The EPA refused API's request to get out of the RFS in May, inflaming the oil industry group and its Republican allies, who have said the RFS props up an industry that would not otherwise exist. They say EPA requires refiners to blend cellulosic biofuels — those made from non-edible feedstocks, such as yard waste or switchgrass — even though no such biofuels are produced domestically at commercial scale.
EPA's argument for sticking with the RFS target might also play into GOP complaints that the agency is taking an activist approach to regulating carbon emissions.
API has charged in the past that EPA set an aspirational benchmark for cellulosic biofuels with the goal of creating a market, disregarding actual production capacity in the process. In lieu of blending actual gallons to meet that mark, API said that refiners were forced to purchase credits or import cellulosic biofuels to honor that obligation.
The RFS requires refiners to blend 21 billion gallons of advanced biofuels into traditional transportation fuel by 2022. Of those 21 billion gallons, 16 billion must come from cellulosic biofuels.
When Congress expanded the RFS through EISA, it predicted 2 billion gallons of advanced biofuels would be available in 2012. It said 500 million gallons of that would come from cellulosic biofuels.

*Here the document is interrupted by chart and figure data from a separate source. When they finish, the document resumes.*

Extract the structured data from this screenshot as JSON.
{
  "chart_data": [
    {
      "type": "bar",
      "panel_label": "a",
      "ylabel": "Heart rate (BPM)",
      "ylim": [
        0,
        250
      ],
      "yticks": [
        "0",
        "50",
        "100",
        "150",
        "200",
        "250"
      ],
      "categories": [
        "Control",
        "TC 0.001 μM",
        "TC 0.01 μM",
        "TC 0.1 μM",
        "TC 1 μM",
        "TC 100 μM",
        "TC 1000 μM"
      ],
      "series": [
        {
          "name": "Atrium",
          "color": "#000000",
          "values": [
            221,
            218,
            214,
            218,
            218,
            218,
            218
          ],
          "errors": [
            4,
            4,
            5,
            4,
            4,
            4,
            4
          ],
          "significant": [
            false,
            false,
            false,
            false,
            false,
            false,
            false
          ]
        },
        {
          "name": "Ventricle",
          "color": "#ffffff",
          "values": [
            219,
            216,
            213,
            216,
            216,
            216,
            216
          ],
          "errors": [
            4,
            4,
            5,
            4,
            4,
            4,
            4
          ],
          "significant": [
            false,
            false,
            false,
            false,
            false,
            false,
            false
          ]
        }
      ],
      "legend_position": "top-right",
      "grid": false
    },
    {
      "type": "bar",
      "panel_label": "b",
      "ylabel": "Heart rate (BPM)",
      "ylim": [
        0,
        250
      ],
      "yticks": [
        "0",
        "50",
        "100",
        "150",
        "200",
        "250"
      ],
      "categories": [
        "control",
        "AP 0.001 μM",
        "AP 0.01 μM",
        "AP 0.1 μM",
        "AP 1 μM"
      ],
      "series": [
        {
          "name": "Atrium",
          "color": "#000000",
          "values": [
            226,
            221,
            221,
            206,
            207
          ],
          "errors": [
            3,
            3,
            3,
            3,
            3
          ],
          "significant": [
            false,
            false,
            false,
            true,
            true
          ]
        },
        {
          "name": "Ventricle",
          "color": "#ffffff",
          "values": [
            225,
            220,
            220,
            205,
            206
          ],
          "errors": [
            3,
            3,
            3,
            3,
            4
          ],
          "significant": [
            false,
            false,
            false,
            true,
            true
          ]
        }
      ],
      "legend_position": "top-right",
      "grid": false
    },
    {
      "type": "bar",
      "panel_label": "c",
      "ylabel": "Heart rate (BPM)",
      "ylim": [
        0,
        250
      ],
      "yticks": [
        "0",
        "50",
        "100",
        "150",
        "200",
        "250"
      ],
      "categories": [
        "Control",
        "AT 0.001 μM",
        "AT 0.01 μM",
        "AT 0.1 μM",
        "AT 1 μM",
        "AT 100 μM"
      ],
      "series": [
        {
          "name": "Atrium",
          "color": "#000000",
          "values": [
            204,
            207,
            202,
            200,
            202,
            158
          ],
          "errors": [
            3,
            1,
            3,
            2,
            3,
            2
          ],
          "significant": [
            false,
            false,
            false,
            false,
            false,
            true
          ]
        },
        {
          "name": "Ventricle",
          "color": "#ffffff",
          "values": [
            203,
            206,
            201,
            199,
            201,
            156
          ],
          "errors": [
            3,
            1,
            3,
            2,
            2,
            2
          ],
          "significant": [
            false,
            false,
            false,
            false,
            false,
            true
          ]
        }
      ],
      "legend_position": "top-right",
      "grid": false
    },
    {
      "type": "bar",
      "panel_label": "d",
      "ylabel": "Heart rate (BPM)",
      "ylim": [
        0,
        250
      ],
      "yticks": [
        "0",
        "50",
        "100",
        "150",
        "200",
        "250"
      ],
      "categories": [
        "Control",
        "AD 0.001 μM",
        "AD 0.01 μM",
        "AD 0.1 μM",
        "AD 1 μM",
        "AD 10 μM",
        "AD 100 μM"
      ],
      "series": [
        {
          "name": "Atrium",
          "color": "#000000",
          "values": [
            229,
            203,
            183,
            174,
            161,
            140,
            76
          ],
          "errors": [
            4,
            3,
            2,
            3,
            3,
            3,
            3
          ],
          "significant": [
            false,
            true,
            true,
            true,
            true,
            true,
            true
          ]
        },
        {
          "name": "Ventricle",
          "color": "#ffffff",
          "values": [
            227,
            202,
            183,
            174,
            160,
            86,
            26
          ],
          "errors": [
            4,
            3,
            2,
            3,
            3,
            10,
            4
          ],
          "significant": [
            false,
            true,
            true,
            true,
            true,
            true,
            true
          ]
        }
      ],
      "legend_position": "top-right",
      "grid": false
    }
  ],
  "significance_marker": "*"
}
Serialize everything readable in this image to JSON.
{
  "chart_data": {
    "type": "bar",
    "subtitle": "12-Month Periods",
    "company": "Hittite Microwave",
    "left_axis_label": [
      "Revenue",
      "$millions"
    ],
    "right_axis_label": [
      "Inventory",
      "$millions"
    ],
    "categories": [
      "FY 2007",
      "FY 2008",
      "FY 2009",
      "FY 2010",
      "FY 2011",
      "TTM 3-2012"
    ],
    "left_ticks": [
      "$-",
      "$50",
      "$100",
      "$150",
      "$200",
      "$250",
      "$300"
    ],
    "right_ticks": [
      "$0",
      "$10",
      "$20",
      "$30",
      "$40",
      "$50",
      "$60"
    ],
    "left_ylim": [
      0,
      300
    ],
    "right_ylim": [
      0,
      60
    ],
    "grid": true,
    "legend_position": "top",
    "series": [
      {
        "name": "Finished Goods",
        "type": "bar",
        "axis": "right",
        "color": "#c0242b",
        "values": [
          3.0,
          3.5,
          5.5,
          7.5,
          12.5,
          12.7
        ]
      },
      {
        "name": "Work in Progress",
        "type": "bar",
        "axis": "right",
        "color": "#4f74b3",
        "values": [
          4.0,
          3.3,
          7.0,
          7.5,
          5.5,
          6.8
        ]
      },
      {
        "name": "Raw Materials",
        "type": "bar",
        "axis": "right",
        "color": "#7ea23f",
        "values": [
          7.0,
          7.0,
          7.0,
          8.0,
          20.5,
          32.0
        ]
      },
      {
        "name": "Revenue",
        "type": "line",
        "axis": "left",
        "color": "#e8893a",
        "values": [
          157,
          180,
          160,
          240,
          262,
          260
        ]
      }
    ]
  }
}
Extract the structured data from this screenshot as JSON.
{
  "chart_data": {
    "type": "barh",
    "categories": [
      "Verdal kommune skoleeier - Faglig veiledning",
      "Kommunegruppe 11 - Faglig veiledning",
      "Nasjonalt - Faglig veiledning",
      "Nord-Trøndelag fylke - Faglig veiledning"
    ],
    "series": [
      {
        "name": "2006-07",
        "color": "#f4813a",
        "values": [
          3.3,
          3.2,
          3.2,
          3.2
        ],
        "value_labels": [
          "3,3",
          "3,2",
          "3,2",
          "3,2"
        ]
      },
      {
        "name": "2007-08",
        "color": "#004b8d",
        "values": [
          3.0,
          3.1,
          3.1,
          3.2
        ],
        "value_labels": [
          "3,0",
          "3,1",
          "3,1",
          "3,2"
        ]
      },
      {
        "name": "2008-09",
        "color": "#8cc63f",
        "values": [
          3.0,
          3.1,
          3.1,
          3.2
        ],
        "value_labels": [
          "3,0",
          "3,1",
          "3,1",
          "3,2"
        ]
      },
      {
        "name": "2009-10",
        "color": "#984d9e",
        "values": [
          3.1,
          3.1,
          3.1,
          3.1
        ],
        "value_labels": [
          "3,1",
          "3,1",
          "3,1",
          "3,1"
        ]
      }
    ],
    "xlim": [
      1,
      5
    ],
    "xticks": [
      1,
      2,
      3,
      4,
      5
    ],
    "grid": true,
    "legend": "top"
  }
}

EPA revised the cellulosic target to 8.65 million gallons this year, but maintained in the court filing that enough other sources of advanced biofuels — such as Brazilian sugarcane ethanol and excess biodiesel — existed to satisfy the larger 2 billion gallon mark.
“[B]ecause EPA estimates that one type of advanced biofuel will not be available in the quantity that Congress anticipated when setting the advanced biofuel applicable volume, EPA must determine whether other types of advanced biofuel will be available to satisfy that shortfall,” EPA wrote, adding that the agency “concluded that other advanced biofuels are likely to be available in sufficient volumes to meet the overall advanced biofuel requirements of the statute.”
In its court filing, EPA said its estimates were based on a “reasonably attainable” amount of cellulosic biofuels for 2012. It argued that the fact it offers credits “means that obligated parties always have the means to comply with the cellulosic standard, and at a cost that is predictable.”
— This story was updated on Aug. 21 at 7:46 a.m. to accurately reflect new information in API's petition against EPA.